We also completed our 3rd Delaware Wolfcamp well, which confirms our positive outlook on the potential of our newest play, which we discussed in February. We completed the Apache State 571101-0.18 in the Upper Wolfcamp A and turned it to sales flowing 815 barrels of oil per day plus 600 barrels of NGL per day and 3,800,000 cubic feet of gas per day. We have 100 percent working interest in this well, which is located in Reeves County, Texas. Pilot logs from this well confirmed excellent Wolfcamp pay on our acreage and a microseismic survey performed on our second completion, the Harrison 56,1001H provides further confirmation of good frac geometry. Every piece of data we receive on the Delaware Wolfcamp is most encouraging.

This particular play has excellent shale rock properties. And when combined with the massive amount of resource in place on our sweet spot acreage has the characteristics of a high quality horizontal resource play. In this new play, we've identified over 1100 drilling locations with EURs of 700,000 barrels of oil equivalent net per well. On our 114,000 net acres in the play, we've estimated 800,000,000 barrels of oil equivalent of net potential reserves. We've now drilled 3 horizontal wells to date and recently have over 200 penetrations and data points from previously drilled vertical wells.

In summary, the Delaware Basin and Wolfcamp plays have a combined reserve potential of 1,350,000,000 barrels of oil equivalent net to EOG using a conservative 2% to 3% recovery factor. We hope to improve this over time. Regarding the Midland Basin Wolfcamp play, during the Q1, we continue to make steady progress on optimizing our frac technology. This is an important process to help determine the optimal well spacing and to increase the recovery factor of the plate. Recent pattern completions include the Munson 105H, 106H and 107H flowing 9 65, 970, and 1290 barrels of oil per day, plus 55, 60 and 100 barrels of NGL per day and 400, 430 and 7.30 Mcf of gas per day, respectively, from the middle zone of the Wolfcamp.

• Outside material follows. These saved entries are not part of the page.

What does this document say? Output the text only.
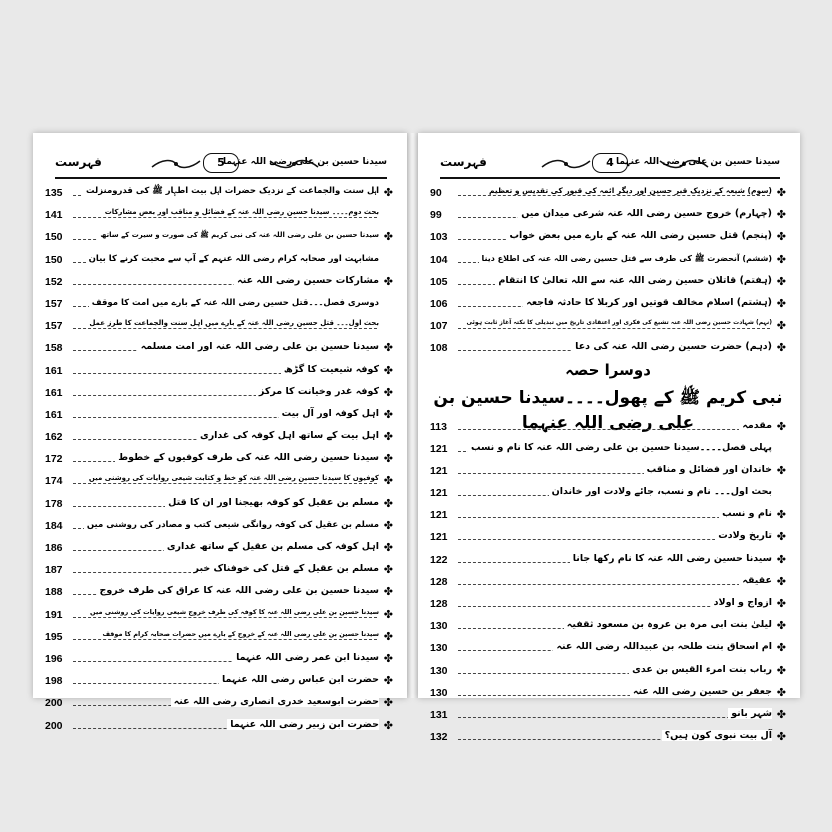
فہرست	5
سیدنا حسین بن علی رضی اللہ عنہما
135	اہل سنت والجماعت کے نزدیک حضرات اہل بیت اطہار ﷺ کی قدرومنزلت ✤
141	بحث دوم۔۔۔۔ سیدنا حسین رضی اللہ عنہ کے فضائل و مناقب اور بعض مشارکات
150	سیدنا حسین بن علی رضی اللہ عنہ کی نبی کریم ﷺ کی صورت و سیرت کے ساتھ ✤
150	مشابہت اور صحابہ کرام رضی اللہ عنہم کے آپ سے محبت کرنے کا بیان
152	مشارکات حسین رضی اللہ عنہ ✤
157	دوسری فصل۔۔۔قتل حسین رضی اللہ عنہ کے بارے میں امت کا موقف
157	بحث اول۔۔۔ قتل حسین رضی اللہ عنہ کے بارے میں اہل سنت والجماعت کا طرز عمل
158	سیدنا حسین بن علی رضی اللہ عنہ اور امت مسلمہ ✤
161	کوفہ شیعیت کا گڑھ ✤
161	کوفہ غدر وخیانت کا مرکز ✤
161	اہل کوفہ اور آل بیت ✤
162	اہل بیت کے ساتھ اہل کوفہ کی غداری ✤
172	سیدنا حسین رضی اللہ عنہ کی طرف کوفیوں کے خطوط ✤
174	کوفیوں کا سیدنا حسین رضی اللہ عنہ کو خط و کتابت شیعی روایات کی روشنی میں ✤
178	مسلم بن عقیل کو کوفہ بھیجنا اور ان کا قتل ✤
184	مسلم بن عقیل کی کوفہ روانگی شیعی کتب و مصادر کی روشنی میں ✤
186	اہل کوفہ کی مسلم بن عقیل کے ساتھ غداری ✤
187	مسلم بن عقیل کے قتل کی خوفناک خبر ✤
188	سیدنا حسین بن علی رضی اللہ عنہ کا عراق کی طرف خروج ✤
191	سیدنا حسین بن علی رضی اللہ عنہ کا کوفہ کی طرف خروج شیعی روایات کی روشنی میں ✤
195	سیدنا حسین بن علی رضی اللہ عنہ کے خروج کے بارے میں حضرات صحابہ کرام کا موقف ✤
196	سیدنا ابن عمر رضی اللہ عنہما ✤
198	حضرت ابن عباس رضی اللہ عنہما ✤
200	حضرت ابوسعید خدری انصاری رضی اللہ عنہ ✤
200	حضرت ابن زبیر رضی اللہ عنہما ✤
فہرست	4 سیدنا حسین بن علی رضی اللہ عنہما
90	(سوم) شیعہ کے نزدیک قبر حسین اور دیگر ائمہ کی قبور کی تقدیس و تعظیم ✤
99	(چہارم) خروج حسین رضی اللہ عنہ شرعی میدان میں ✤
103	(پنجم) قتل حسین رضی اللہ عنہ کے بارے میں بعض خواب ✤
104	(ششم) آنحضرت ﷺ کی طرف سے قتل حسین رضی اللہ عنہ کی اطلاع دینا ✤
105	(ہفتم) قاتلان حسین رضی اللہ عنہ سے اللہ تعالیٰ کا انتقام ✤
106	(ہشتم) اسلام مخالف قوتیں اور کربلا کا حادثہ فاجعہ ✤
107	(نہم) شہادت حسین رضی اللہ عنہ تشیع کی فکری اور اعتقادی تاریخ میں تبدیلی کا نکتہ آغاز ثابت ہوئی ✤
108	(دہم) حضرت حسین رضی اللہ عنہ کی دعا ✤
دوسرا حصہ
نبی کریم ﷺ کے پھول۔۔۔۔سیدنا حسین بن علی رضی اللہ عنہما
113	مقدمہ ✤
121	پہلی فصل۔۔۔۔سیدنا حسین بن علی رضی اللہ عنہ کا نام و نسب
121	خاندان اور فضائل و مناقب ✤
121	بحث اول۔۔۔ نام و نسب، جائے ولادت اور خاندان
121	نام و نسب ✤
121	تاریخ ولادت ✤
122	سیدنا حسین رضی اللہ عنہ کا نام رکھا جانا ✤
128	عقیقہ ✤
128	ازواج و اولاد ✤
130	لیلیٰ بنت ابی مرہ بن عروہ بن مسعود ثقفیہ ✤
130	ام اسحاق بنت طلحہ بن عبیداللہ رضی اللہ عنہ ✤
130	رباب بنت امرء القیس بن عدی ✤
130	جعفر بن حسین رضی اللہ عنہ ✤
131	شہر بانو ✤
132	آل بیت نبوی کون ہیں؟ ✤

We have 85% working interest in the Munson wells. Other new wells are the University 40D 701H and 702H that began producing at 705 and 6.60 barrels of oil per day plus 9575 barrels of NGL per day and 6.85 and 5.50 Mcf of gas per day, respectively. We have 80% working interest in these wells, which are also producing from the Middle Bone. The Midland Basin Wolfcamp is a solid plate, but it is technically more challenging than our Delaware Basin plate. It is taking more time to establish optimum frac techniques and spacing.

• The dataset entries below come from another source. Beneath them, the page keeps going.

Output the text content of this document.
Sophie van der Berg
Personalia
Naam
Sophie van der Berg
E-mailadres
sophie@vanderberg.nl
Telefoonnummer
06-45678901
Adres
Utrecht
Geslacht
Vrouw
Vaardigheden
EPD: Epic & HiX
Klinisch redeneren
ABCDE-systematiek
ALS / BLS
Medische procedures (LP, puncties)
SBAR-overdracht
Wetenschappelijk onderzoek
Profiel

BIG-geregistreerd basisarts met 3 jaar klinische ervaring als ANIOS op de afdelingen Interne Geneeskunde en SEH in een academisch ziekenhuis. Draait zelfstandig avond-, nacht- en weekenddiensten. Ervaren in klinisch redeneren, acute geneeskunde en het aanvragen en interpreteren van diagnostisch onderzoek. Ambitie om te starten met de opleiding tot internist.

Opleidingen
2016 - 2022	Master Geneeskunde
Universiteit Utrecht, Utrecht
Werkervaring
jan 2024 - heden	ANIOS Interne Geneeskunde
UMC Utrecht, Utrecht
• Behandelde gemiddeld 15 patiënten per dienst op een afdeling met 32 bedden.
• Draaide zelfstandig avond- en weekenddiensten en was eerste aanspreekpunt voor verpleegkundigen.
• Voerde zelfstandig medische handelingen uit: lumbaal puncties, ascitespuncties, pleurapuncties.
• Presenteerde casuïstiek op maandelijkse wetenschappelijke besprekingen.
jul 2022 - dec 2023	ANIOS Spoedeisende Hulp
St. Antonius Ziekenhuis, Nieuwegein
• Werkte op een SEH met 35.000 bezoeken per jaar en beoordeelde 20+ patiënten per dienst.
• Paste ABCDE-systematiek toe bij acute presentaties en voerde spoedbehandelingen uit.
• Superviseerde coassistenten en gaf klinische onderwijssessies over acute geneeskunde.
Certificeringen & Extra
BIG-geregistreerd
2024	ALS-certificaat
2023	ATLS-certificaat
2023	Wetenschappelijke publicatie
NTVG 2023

But we are making progress and we'll update our reserve potential in this play as we learn more in the future. In our Barnett combo play, a combination of good well results and lower well costs netted solid returns during the Q1. This is an area where we've accomplished excellent drilling and completion performance and seen reductions in service costs, we are seeing a 10% to 15% decrease in well cost for the play as compared to last year. Examples of excellent wells are the Reed B Unit 1H and 2H, which came online flowing 605 and 515 barrels of oil per day with 6560 barrels per day of NGLs and 445 and 390 Mcf per day of gas respectively. We have 100% working interest in these wells.

We have reduced our burnout combo activity to 3 rigs, but drilling times and well costs continue to improve and we are still on track to drill approximately 130 net wells in 2013. We are also continuing to look for new Greenfield North American liquid plays. We believe we have a technical advantage in identifying the best rock and capturing the best acreage. Our positions in the Bakken and Eagle Ford confirm this. Now I'll turn it back to Mark.

Speaker 2

Thanks, Bill. I'll briefly discuss our plays outside North America. In Trinidad, our first quarter production was as projected. We're in the midst of a drilling program off our Osprey platform that will help to maintain flat overall production in 2013 2014. In the East Irish Sea, the start up of our Conway oil project has been delayed until early 2014.

For this reason, we're keeping our full year total company oil growth target at 28% even though we significantly outperformed in the Q1. We have, however, increased our U. S. Oil growth estimate by 4% this year due to our Eagle Ford strength. In addition to having captured sweet spot positions in crude oil resource plays, another EOG differentiator is our domestic crude oil realizations and margins.

During the quarter and currently, our Eagle Ford crude is priced off an LOS index as is our Bakken and part of our Permian crude, which is being reeled to our St. James terminal. The majority of our domestic crude volumes are linked to LOS rather than WTI prices. This access to premium markets resulted in a $12.23 per barrel premium over WTI during the Q1 for EOG's U. S.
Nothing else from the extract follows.